From societies living together yet drowning in hatred and despair emerge two souls who see the truth in the wisdom of their prophets: “Feed the hungry and greet with words of peace those you know and those you do not know” and “the work of righteousness shall be peace”. Basman Derawi (Gaza/Egypt) and Michal Rubin (Israel/US) write for a true “Never again” “Not in my name”, for a child not to have “Genocide” in his/her dictionary, for living colonization free, occupation free, for no more selective humanity, for justice which is the only road to real peace.


This is a book of searching and finding, through fear and pain, their shared humanity, love of the land, and its people, and decide, in their unique way through poetry, to co-create the yet unfertilized seed of a new reality.


As Rubin writes:

When I hear you say

“I am from Gaza”

I think I must paint the screams I don’t hear

and that there isn’t enough love

nor enough red paint

and what color to use

for the silence

between cries


And Derawi responds:

When I hear you say,

“I am from Israel”

and you unzip your chest,

handing me your heart.

Same hearts, same humanity.

I breathe again, I almost cry.


The poems in this collection are a precious example of a careful and thoughtful paradigm shift, creating a path to a world of justice, trust, caring, love, and safety between “enemies”.


About the Authors

Basman Aldirawi (also published as Basman Derawi) is a Palestinian writer and poet. He used to live in Gaza (Basman was in Egypt for advanced Musculoskeletal physiotherapy training course when October 7th events took place and kind of stuck there and he is staying in Egypt now).  He works as a physiotherapist in the Ministry of Health in Gaza. In 2018, he joined the Gaza Poets Society, the first spoken word community in Gaza Strip. He has contributed dozens of stories and poems to many online platforms (We are not numbers, Gaza poet society, Vivamost, Mondoweiss and ArabLit). He is a contributing author in We Are Not Numbers, published in Germany in 2019. On behalf of that book, Basman took part in a promotional tour throughout Germany and Switzerland in the same year.
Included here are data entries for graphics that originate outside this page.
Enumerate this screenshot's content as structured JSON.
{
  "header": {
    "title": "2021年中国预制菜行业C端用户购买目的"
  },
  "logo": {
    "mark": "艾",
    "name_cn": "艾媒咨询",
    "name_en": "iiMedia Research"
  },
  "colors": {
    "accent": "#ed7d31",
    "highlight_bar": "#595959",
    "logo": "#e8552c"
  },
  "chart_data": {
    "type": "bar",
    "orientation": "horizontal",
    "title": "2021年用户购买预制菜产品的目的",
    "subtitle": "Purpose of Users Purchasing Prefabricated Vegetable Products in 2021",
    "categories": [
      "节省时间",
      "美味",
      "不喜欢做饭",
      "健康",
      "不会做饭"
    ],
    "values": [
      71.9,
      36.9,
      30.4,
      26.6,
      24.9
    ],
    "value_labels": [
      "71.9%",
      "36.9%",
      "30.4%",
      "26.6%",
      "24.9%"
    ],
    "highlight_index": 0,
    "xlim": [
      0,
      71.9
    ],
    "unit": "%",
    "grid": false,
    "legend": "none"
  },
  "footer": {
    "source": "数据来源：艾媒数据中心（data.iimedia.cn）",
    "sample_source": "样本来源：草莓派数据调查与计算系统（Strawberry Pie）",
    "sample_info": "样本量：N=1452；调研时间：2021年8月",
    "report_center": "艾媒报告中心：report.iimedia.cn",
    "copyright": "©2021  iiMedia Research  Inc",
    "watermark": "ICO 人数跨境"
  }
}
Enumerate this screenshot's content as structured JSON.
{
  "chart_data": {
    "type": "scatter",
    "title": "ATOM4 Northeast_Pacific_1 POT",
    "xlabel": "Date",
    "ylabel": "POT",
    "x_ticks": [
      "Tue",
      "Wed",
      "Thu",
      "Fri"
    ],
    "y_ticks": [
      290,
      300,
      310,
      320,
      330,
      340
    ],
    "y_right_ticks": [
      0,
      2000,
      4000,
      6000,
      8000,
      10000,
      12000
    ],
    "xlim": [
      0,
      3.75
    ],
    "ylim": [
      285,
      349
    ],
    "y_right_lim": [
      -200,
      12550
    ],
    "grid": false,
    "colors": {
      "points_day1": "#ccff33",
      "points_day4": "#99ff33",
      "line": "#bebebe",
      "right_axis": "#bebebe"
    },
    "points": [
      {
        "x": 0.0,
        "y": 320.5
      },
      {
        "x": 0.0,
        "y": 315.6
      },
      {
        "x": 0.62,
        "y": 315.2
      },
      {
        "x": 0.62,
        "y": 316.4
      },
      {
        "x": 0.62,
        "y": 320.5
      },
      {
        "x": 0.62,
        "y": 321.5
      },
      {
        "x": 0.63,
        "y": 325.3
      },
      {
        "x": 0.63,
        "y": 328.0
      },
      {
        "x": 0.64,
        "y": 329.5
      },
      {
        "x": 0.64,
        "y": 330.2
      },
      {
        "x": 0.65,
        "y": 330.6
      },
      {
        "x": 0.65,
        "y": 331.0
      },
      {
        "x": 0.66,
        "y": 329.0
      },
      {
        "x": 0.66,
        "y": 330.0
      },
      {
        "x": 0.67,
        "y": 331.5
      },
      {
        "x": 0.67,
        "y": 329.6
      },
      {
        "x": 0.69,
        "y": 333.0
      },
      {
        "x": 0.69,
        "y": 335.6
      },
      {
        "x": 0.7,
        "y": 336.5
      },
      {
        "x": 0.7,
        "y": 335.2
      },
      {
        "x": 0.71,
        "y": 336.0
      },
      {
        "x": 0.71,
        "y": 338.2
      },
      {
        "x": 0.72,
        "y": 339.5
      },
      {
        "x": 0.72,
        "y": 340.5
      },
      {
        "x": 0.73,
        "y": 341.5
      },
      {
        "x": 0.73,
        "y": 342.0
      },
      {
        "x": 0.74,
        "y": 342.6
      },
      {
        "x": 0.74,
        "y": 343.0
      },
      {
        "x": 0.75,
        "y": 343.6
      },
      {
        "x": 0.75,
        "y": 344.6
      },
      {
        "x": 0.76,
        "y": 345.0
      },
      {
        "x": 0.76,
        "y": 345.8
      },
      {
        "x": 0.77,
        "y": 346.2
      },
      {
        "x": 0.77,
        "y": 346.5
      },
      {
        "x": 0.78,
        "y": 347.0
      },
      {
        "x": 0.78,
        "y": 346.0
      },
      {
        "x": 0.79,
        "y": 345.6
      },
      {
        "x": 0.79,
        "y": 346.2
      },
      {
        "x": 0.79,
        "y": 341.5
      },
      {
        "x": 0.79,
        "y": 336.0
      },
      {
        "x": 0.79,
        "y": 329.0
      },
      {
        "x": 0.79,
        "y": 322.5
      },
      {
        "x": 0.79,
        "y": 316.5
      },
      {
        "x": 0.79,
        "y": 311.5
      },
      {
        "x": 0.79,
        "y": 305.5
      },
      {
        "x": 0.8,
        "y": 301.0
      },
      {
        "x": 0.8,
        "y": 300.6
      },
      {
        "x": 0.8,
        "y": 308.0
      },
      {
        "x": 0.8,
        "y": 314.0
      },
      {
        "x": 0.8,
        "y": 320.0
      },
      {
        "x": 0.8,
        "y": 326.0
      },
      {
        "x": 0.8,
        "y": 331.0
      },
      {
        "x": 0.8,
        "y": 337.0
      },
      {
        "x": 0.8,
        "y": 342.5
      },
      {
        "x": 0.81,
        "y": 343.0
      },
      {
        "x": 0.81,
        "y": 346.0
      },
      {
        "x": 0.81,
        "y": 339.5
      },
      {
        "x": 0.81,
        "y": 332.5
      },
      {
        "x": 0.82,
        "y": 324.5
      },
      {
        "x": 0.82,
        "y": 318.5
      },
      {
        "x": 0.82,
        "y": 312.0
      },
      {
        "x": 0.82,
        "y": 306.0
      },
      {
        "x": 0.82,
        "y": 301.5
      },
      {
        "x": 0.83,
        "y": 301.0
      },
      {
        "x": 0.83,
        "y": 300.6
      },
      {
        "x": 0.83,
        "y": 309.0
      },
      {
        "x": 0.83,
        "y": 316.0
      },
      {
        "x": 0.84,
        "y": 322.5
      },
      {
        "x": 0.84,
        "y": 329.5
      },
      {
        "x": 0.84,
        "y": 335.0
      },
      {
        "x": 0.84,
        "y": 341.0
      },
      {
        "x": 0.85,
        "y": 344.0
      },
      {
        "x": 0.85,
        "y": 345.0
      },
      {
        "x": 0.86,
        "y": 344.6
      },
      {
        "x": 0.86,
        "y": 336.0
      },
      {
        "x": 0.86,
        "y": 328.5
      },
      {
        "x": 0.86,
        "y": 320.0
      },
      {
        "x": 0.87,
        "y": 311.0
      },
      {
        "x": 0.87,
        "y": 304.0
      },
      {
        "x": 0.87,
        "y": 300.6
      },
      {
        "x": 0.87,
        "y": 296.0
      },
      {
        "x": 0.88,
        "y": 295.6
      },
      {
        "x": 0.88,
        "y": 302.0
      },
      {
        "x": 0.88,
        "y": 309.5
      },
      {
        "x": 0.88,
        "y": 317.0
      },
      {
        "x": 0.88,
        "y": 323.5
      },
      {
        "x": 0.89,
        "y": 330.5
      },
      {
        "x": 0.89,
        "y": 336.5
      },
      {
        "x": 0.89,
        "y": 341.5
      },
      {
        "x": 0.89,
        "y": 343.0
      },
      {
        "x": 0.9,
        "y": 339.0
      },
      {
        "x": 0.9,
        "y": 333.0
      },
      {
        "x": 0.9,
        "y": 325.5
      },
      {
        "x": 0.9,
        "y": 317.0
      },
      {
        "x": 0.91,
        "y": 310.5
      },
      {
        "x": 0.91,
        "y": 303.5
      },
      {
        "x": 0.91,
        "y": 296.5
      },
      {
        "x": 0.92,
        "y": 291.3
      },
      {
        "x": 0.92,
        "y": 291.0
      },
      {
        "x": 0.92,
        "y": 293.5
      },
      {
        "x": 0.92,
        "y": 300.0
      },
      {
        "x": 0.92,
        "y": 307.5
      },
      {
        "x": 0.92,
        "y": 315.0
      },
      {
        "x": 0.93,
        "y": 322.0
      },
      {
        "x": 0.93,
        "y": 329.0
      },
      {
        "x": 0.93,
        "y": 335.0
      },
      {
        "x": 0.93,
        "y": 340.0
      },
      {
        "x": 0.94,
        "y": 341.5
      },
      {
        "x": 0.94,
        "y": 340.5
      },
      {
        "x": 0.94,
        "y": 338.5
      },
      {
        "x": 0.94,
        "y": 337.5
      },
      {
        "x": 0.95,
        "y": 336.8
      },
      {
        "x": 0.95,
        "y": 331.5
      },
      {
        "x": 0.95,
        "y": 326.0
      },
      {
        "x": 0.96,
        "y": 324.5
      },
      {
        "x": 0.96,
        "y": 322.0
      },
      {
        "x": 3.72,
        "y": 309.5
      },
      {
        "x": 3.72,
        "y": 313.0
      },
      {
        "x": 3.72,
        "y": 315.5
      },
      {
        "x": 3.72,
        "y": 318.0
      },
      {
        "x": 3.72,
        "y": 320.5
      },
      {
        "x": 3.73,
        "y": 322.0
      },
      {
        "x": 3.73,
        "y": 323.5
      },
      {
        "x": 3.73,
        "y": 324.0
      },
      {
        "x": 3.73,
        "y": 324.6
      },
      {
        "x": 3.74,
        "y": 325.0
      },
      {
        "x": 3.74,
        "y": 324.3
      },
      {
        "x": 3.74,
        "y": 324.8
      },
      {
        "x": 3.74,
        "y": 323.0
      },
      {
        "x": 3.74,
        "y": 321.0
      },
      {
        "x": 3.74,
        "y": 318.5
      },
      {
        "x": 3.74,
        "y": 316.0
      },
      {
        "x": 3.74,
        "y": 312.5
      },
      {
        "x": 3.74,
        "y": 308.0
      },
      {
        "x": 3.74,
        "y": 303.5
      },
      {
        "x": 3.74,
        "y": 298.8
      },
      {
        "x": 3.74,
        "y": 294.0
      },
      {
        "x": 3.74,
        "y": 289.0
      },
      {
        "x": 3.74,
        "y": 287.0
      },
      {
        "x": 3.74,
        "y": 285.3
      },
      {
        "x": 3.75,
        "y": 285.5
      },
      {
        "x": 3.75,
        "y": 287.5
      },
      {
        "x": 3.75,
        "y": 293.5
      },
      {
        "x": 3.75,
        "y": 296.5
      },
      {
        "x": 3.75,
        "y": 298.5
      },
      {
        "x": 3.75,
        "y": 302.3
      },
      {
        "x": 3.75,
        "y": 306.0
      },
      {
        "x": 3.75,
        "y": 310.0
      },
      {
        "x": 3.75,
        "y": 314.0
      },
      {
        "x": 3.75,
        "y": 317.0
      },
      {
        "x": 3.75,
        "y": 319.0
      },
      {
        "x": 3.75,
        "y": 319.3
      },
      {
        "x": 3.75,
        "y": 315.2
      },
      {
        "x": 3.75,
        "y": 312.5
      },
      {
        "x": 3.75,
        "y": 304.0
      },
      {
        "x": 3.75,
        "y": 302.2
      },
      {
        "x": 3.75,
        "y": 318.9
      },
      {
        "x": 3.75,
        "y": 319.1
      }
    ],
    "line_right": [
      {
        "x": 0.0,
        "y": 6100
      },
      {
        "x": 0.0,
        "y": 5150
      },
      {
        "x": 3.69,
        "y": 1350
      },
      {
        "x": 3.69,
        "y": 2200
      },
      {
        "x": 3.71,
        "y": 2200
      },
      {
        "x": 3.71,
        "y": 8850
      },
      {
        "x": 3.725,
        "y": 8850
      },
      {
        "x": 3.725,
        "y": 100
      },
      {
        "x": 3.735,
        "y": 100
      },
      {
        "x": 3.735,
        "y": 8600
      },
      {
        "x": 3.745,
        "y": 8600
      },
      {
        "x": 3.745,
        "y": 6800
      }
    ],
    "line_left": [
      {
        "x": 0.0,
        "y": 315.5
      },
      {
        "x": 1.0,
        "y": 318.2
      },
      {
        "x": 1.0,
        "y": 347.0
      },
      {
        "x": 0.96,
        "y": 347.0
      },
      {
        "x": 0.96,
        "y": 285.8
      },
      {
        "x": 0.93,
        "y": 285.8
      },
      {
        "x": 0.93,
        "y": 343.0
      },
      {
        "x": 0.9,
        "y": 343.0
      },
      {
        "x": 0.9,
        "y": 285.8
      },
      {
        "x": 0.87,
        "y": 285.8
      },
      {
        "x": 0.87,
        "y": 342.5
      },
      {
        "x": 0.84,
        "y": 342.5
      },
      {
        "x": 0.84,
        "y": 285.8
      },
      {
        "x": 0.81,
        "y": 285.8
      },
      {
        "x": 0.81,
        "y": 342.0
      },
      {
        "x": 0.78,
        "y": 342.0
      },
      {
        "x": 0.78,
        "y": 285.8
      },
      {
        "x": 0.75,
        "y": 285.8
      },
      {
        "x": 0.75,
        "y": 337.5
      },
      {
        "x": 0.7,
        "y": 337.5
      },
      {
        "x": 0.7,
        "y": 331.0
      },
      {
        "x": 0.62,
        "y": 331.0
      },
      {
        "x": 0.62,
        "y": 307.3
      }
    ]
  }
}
He also contributed to an Arabic poetry anthology, Gaza: Land of Poetry, in 2021, and the English anthology, Light in Gaza: Writing Born in Fire, published in 2022. 


Michal Rubin was born and raised in Israel and has been living in Columbia, SC for the past 34 years. She is a Psychotherapist, a Cantor and a poet. In her writing she wrestles with the moral dilemmas of the Israeli occupation, and of the continuous war in Gaza, and its devastating impact. She lives with the complexity of having grandparents who were murdered in the Holocaust, and being a member of a nation that continues the oppression and killing of the other. In her most recent work she engages with Palestinian poetry and Palestinian poets, her way of joining the struggle to stop the war, and work towards reaching a just peace. Her poetry was published in numerous journals, and she is the author of a chapbook, Home Visit (Cathexis Northwest Press),  and two manuscripts, there are days that I am dead (Fomite Press) and And the bones stay dry (Muddy Ford Press).